Use change of variable $ y=\frac{\pi}{2}-x $ to evaluate a definite integral

Question

It appears in my guide : the title exercise shows me the inicial substitution \begin{align} \int_{0}^{\pi/2}\cfrac{\sqrt{\sin x}\ dx }{\sqrt{\sin x}+\sqrt{\cos x}} & = \int_{0}^{\pi/2}\cfrac{\sqrt{\sin (\pi/2-y)}\ dy }{\sqrt{\sin (\pi/2-y)}+\sqrt{\cos (\pi/2-y)}} \\ & = -\int_{\pi/2}^{0}\cfrac{\sqrt{\cos y}\ dy }{\sqrt{\cos y}+\sqrt{\sin y}} \quad note \ that \sin (\pi/2-y)= \cos y, and \cos(\pi/2-y)=\sin y \\ & = \int_{0}^{\pi/2}\cfrac{\sqrt{\cos y}\ dy }{\sqrt{\cos y}+\sqrt{\sin y}} /* \cfrac{1}{\sqrt{\cos y}} \\ & = \int_{0}^{\pi/2}\cfrac{1}{1+\sqrt{\tan y}} \\ & = \int_{0}^{\pi/2}\cfrac{2u \ du}{\sec^2u(1+u)} \ I \ used \ u=\sqrt{\tan y} \\ & = \int_{0}^{\pi/2}\cfrac{2u \ du}{(\mathrm{u}^{3/2}+1)(1+u)} \ with \quad\sec^2y=\tan^2y-1 \\ \end{align} But I get stuck, I have tried parcial fractions, but it doesn´t work, any step wrong?

Answer 1

You don't need to make that substitution.

Watch closely. At no time do the fingers leave the hands.

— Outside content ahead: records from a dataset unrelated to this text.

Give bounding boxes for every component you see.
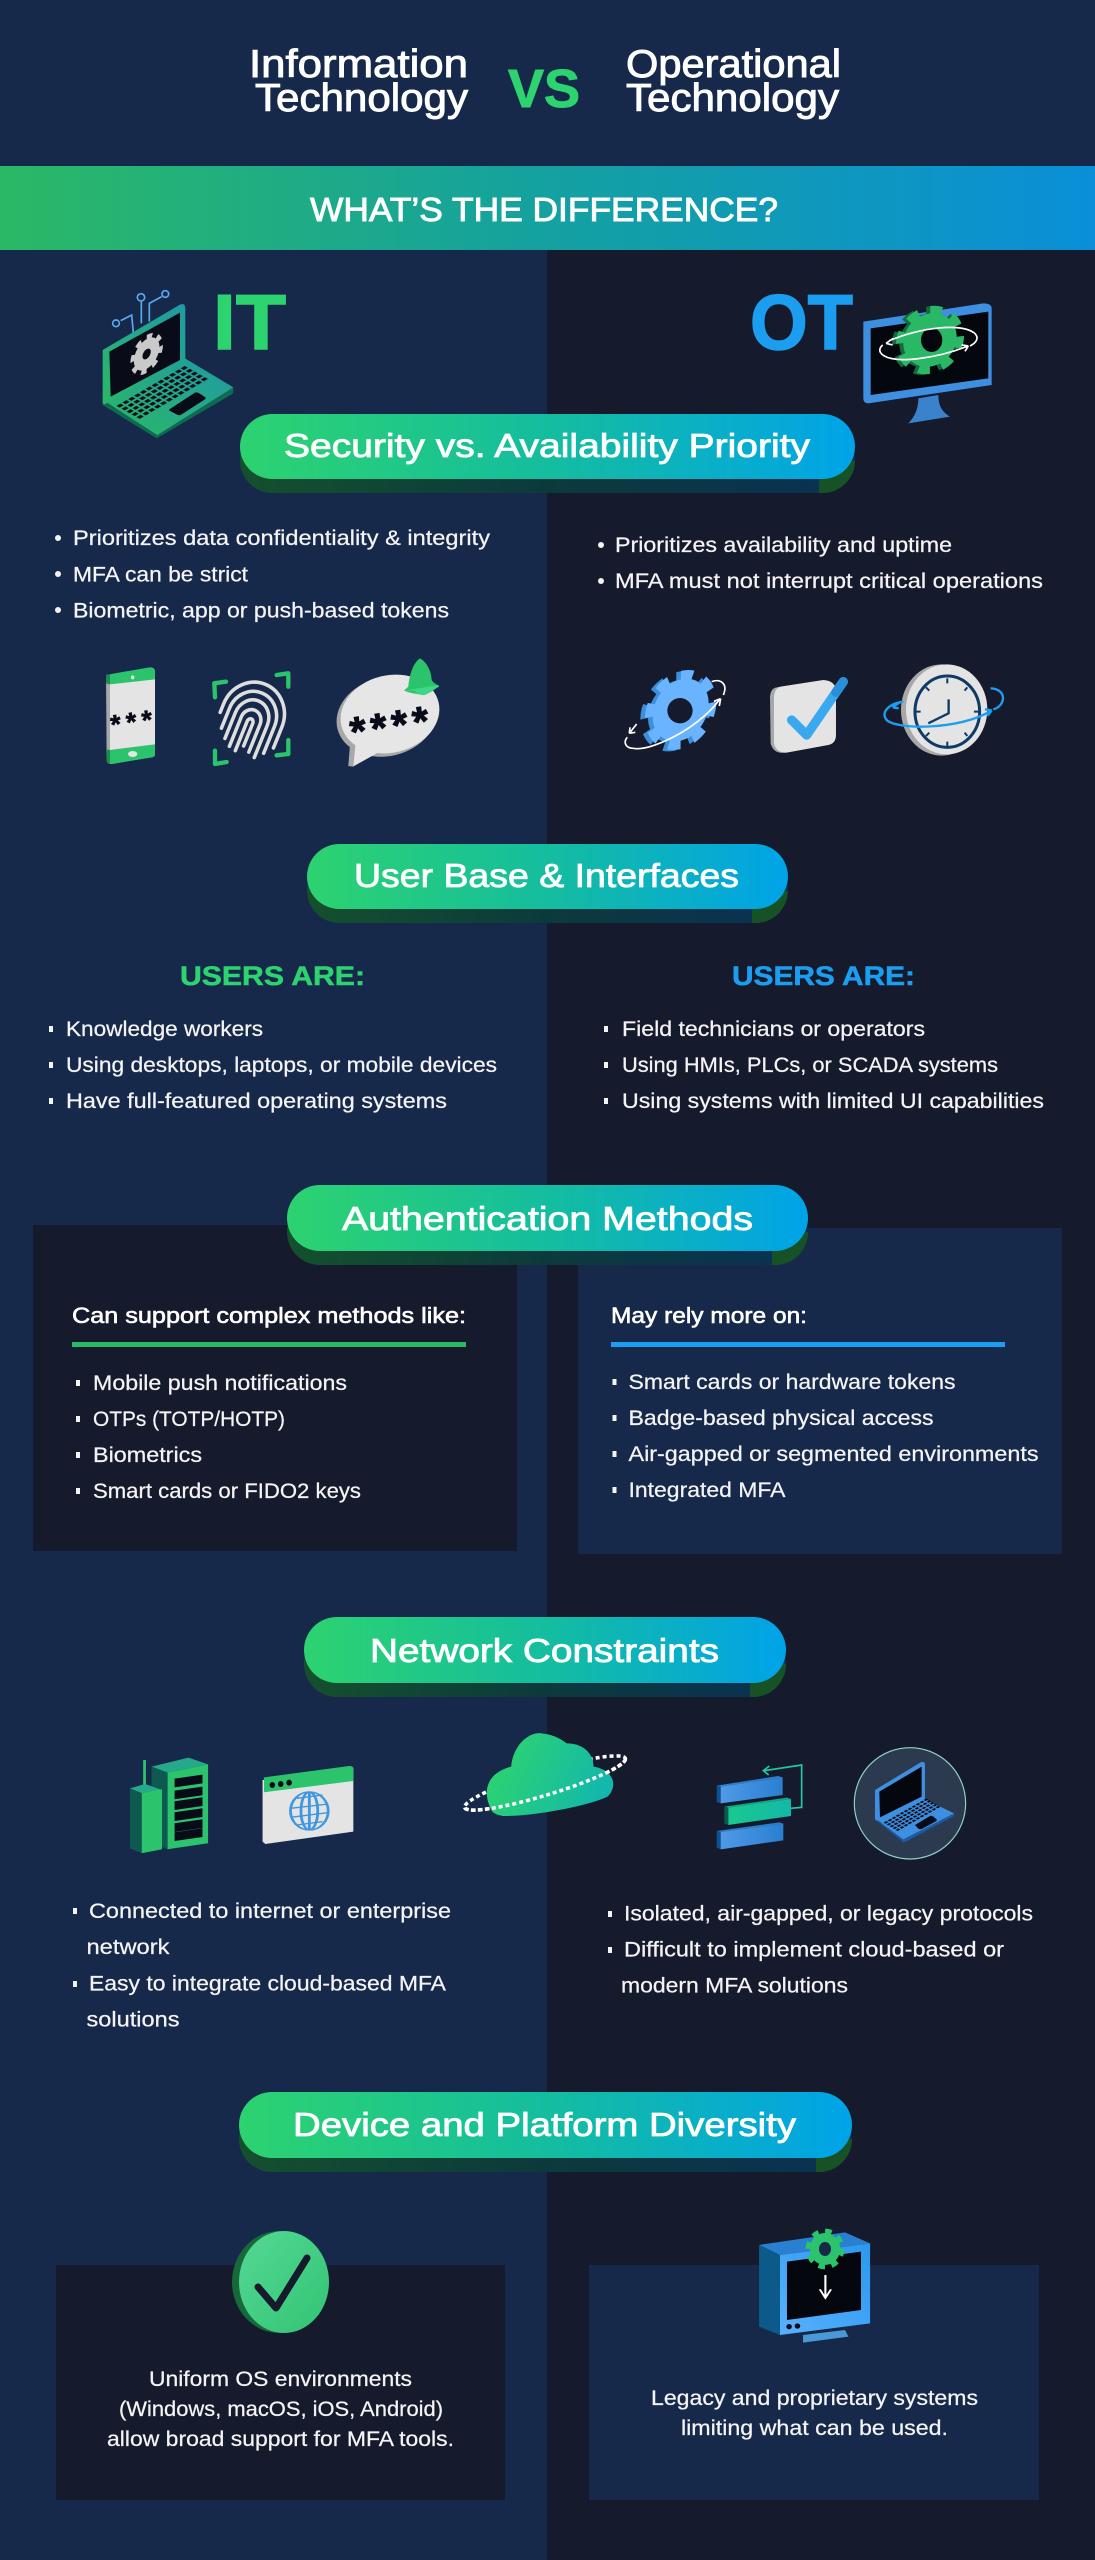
pill heading: User Base & Interfaces: User Base & Interfaces [354, 857, 739, 894]
IT network bullets: network [86, 1935, 170, 1959]
panel: legacy and proprietary systems [589, 2265, 1039, 2500]
OT availability bullets [598, 533, 1043, 593]
OT network bullets: Difficult to implement cloud-based or [624, 1938, 1004, 1962]
icon: green check badge [232, 2231, 329, 2333]
pill heading: Authentication Methods: Authentication Methods [342, 1200, 753, 1237]
panel: IT authentication methods: Biometrics [93, 1443, 202, 1467]
IT users bullets: Have full-featured operating systems [66, 1089, 447, 1113]
icon: legacy monitor with gear [759, 2231, 870, 2343]
background: IT side [0, 0, 547, 2560]
header background [0, 0, 1095, 166]
OT availability bullets: Prioritizes availability and uptime [615, 533, 952, 557]
title: Operational Technology: Technology [626, 77, 840, 120]
panel: IT authentication methods [33, 1225, 517, 1551]
OT users bullets [604, 1017, 1044, 1113]
IT security bullets [55, 526, 490, 622]
icon: checkbox [770, 680, 843, 753]
panel: uniform OS environments: Uniform OS environments [149, 2367, 412, 2391]
icon: phone with passcode [106, 667, 155, 764]
panel: IT authentication methods: Can support complex methods like: [72, 1303, 466, 1328]
icon: browser window with globe [263, 1766, 353, 1844]
IT network bullets [73, 1899, 451, 2032]
pill heading: Network Constraints [304, 1617, 786, 1697]
pill heading: User Base & Interfaces [307, 844, 788, 923]
IT security bullets: MFA can be strict [73, 562, 248, 586]
title: VS: VS [508, 59, 580, 119]
title: Information Technology: Technology [255, 77, 469, 120]
panel: uniform OS environments [56, 2265, 505, 2500]
icon: chat bubble with password and bell: **** [347, 697, 433, 756]
heading: IT: IT [213, 278, 286, 366]
IT users bullets: Knowledge workers [66, 1017, 263, 1041]
icon: IT laptop [103, 291, 233, 438]
OT users bullets: Using systems with limited UI capabilities [622, 1089, 1044, 1113]
panel: OT authentication methods: Badge-based physical access [628, 1406, 934, 1430]
title: Information Technology: Information [249, 43, 468, 86]
panel: uniform OS environments: allow broad support for MFA tools. [107, 2427, 454, 2451]
banner: what's the difference [0, 166, 1095, 250]
OT users bullets: Field technicians or operators [622, 1017, 925, 1041]
IT users bullets: Using desktops, laptops, or mobile devices [66, 1053, 497, 1077]
icon: blue laptop in circle [854, 1748, 966, 1859]
IT security bullets: Biometric, app or push-based tokens [73, 598, 449, 622]
pill heading: Network Constraints: Network Constraints [370, 1632, 719, 1669]
panel: OT authentication methods [578, 1228, 1062, 1554]
banner: what's the difference: WHAT’S THE DIFFERENCE? [310, 192, 778, 229]
panel: OT authentication methods: Air-gapped or segmented environments [628, 1442, 1038, 1466]
icon: stacked blocks with arrow [717, 1765, 802, 1849]
heading: OT users are: USERS ARE: [732, 961, 915, 991]
IT network bullets: Connected to internet or enterprise [89, 1899, 451, 1923]
panel: legacy and proprietary systems: Legacy and proprietary systems [651, 2386, 978, 2410]
heading: IT users are: USERS ARE: [180, 961, 365, 991]
IT security bullets: Prioritizes data confidentiality & integrity [73, 526, 490, 550]
panel: OT authentication methods: Integrated MFA [628, 1478, 786, 1502]
panel: IT authentication methods: OTPs (TOTP/HOTP) [93, 1407, 285, 1431]
title [249, 43, 841, 120]
title: Operational Technology [626, 43, 841, 120]
OT users bullets: Using HMIs, PLCs, or SCADA systems [622, 1053, 998, 1077]
icon: chat bubble with password and bell [328, 658, 448, 767]
OT availability bullets: MFA must not interrupt critical operations [615, 569, 1043, 593]
icon: cloud with orbit [461, 1733, 629, 1819]
pill heading: Device and Platform Diversity [239, 2092, 852, 2172]
pill heading: Device and Platform Diversity: Device and Platform Diversity [293, 2106, 797, 2143]
IT network bullets: Easy to integrate cloud-based MFA [89, 1972, 447, 1996]
pill heading: Security vs. Availability Priority [240, 414, 855, 493]
icon: phone with passcode: *** [109, 704, 155, 740]
OT network bullets: modern MFA solutions [621, 1974, 848, 1998]
icon: office building [130, 1758, 208, 1853]
icon: clock with orbit [885, 664, 1003, 756]
pill heading: Security vs. Availability Priority: Security vs. Availability Priority [284, 427, 811, 464]
IT network bullets: solutions [86, 2008, 180, 2032]
OT network bullets: Isolated, air-gapped, or legacy protocols [624, 1902, 1033, 1926]
title: Information Technology [249, 43, 469, 120]
OT network bullets [608, 1902, 1033, 1998]
icon: fingerprint scan [209, 673, 294, 764]
heading: OT: OT [750, 278, 853, 366]
panel: IT authentication methods: Mobile push notifications [93, 1371, 347, 1395]
title: Operational Technology: Operational [626, 43, 841, 86]
icon: blue gear with orbit [625, 668, 725, 753]
panel: uniform OS environments: (Windows, macOS, iOS, Android) [119, 2397, 443, 2421]
panel: OT authentication methods: Smart cards or hardware tokens [628, 1370, 956, 1394]
panel: OT authentication methods: May rely more on: [611, 1303, 807, 1328]
panel: IT authentication methods: Smart cards or FIDO2 keys [93, 1479, 361, 1503]
pill heading: Authentication Methods [287, 1185, 808, 1265]
background: OT side [547, 250, 1095, 2560]
icon: OT monitor with gear [863, 303, 992, 423]
panel: legacy and proprietary systems: limiting what can be used. [681, 2416, 948, 2440]
IT users bullets [49, 1017, 497, 1113]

$\begin{align} I &=\int_{0}^{\pi/2}\cfrac{\sqrt{\sin x}\ dx }{\sqrt{\sin x}+\sqrt{\cos x}} \\ & = \int_{0}^{\pi/2}\cfrac{\sqrt{\sin (\pi/2-y)}\ dy }{\sqrt{\sin (\pi/2-y)}+\sqrt{\cos (\pi/2-y)}} \\ & = -\int_{\pi/2}^{0}\cfrac{\sqrt{\cos y}\ dy }{\sqrt{\cos y}+\sqrt{\sin y}} \quad note \ that \sin (\pi/2-y)= \cos y, and \cos(\pi/2-y)=\sin y \\ \\ & = \int^{\pi/2}_{0}\cfrac{\sqrt{\cos y}\ dy }{\sqrt{\cos y}+\sqrt{\sin y}} \\ \end{align} $

Adding these two forms, $2I =\int^{\pi/2}_{0}\cfrac{\sqrt{\cos y}+\sqrt{\sin y}\ dy }{\sqrt{\cos y}+\sqrt{\sin y}} =\int^{\pi/2}_{0}dy =\dfrac{\pi}{2} $ so $I =\dfrac{\pi}{4} $.

Note this means that $\int_0^{\pi/2}\dfrac{f(\cos(x))}{f(\cos(x))+f(\sin(x))}dx =\int_0^{\pi/2}\dfrac{f(\sin(x))}{f(\cos(x))+f(\sin(x))}dx =\dfrac{\pi}{4} $.

The $\sqrt{}$ is a McGuffin.